Tamie Glass, ASID, IIDA and Associate Professor at The University of Texas Austin says that her students place a greater emphasis on social engagement, originality, and experience. “In our highly digital and image-driven world, design students realize that people are craving physical, place-based experiences that are sensory-rich and promote social engagement and interaction. When creating concepts, they have to go beyond what they find on Pinterest. They also recognize the struggle between designing for the perfect Instagrammable moment and providing a holistic, human-centered response to the program. Lastly, they realize that integrating technology within physical spaces is expected—today, it is completely intertwined with the service and user experience.”
The Lassonde Entrepreneur Institute at the University of Utah is a fitting example of how institutions are accommodating GenNow in higher education. Together, CannonDesign (Architecture), EDA Architects (Architecture and Design) and the University of Utah (Client, Visionary & Researchers) completed the LEED Gold and ASID Outcome of Design award-winning project. Seeking to accelerate and expand its impact, the university recognized the need to create an entirely new type of learning facility for a new paradigm of entrepreneurial learning that could better connect students to each other, to bold ideas, and to exciting new futures. Lassonde Studios opened in August 2016 and houses four floors of residential space on top of a 20,000-square foot maker space, or “garage.” Students from 35 different majors across various grade levels live and network in the building, which was created in an effort to foster collaboration and innovation.

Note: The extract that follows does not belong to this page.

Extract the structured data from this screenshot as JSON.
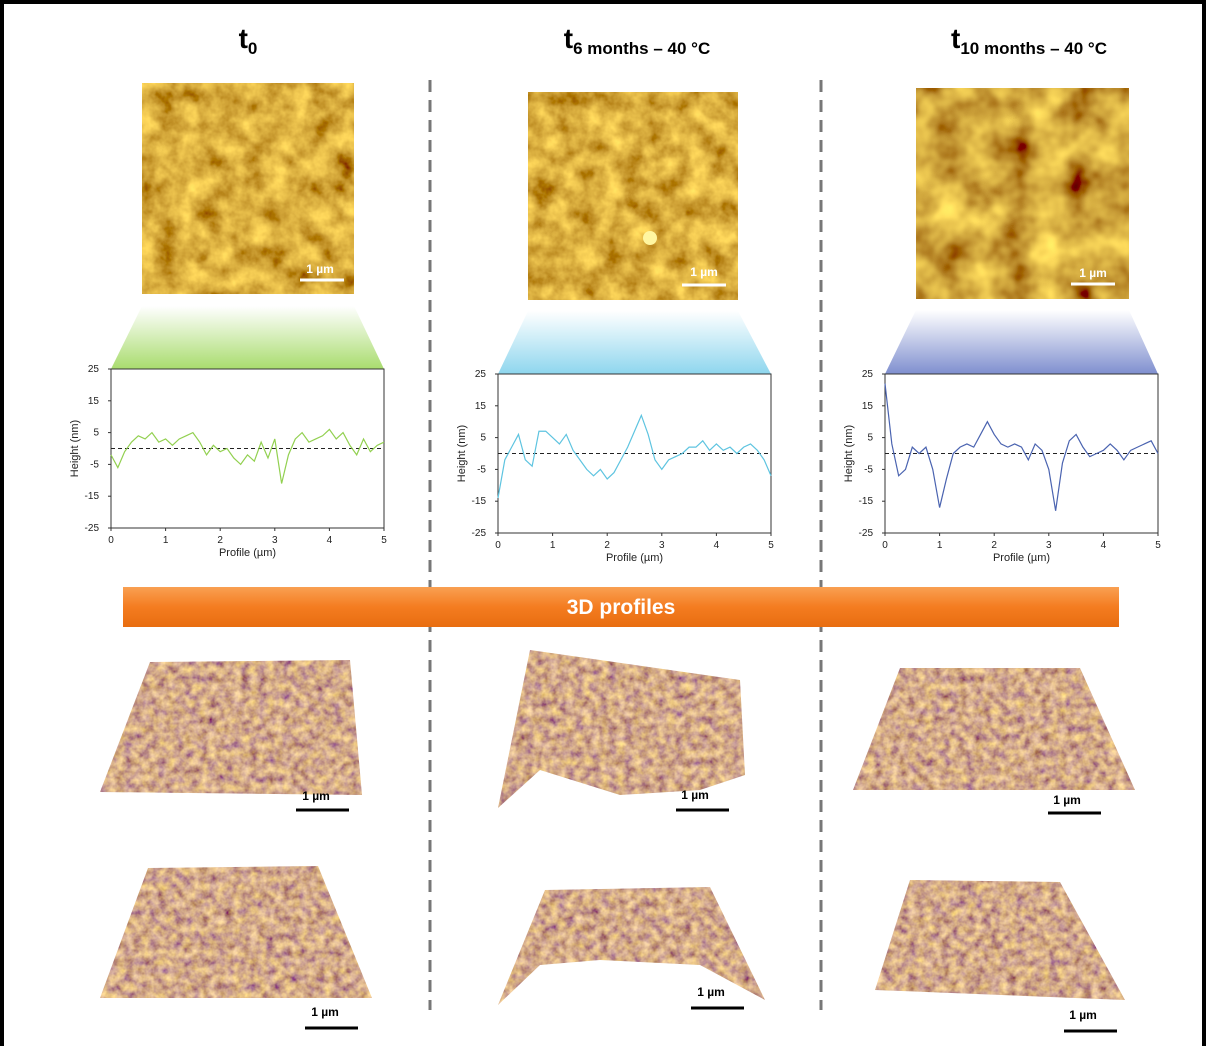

Across all design verticals, GenNow views sustainability as a must-have, inherent to any good space. Active design, healthy material selections and circadian lighting boost user satisfaction, productivity and wellness. Highly tactile 3D materials and finishes satiate the human appetite for interaction amongst the hours spent on devices and screens. Biophilic design is essential to the GenNow experience. The desire is for immersive nature, with walls and ceilings enveloped in plant life, highly grained woods and bold color accents.
Despite this, tech will continue to be a driver of design innovation. The technological world has given rise to the XR, or the extended reality from the virtual, augmented and mixed reality mediums. As we toggle through from the physical to the virtual, gaming and play is largely influenced. In the subsequent years to follow, will this playful world of extended reality will find its way into design and architecture?
Perhaps after CAD, BIM, Revit and parametricism, XR will be the next frontier for design.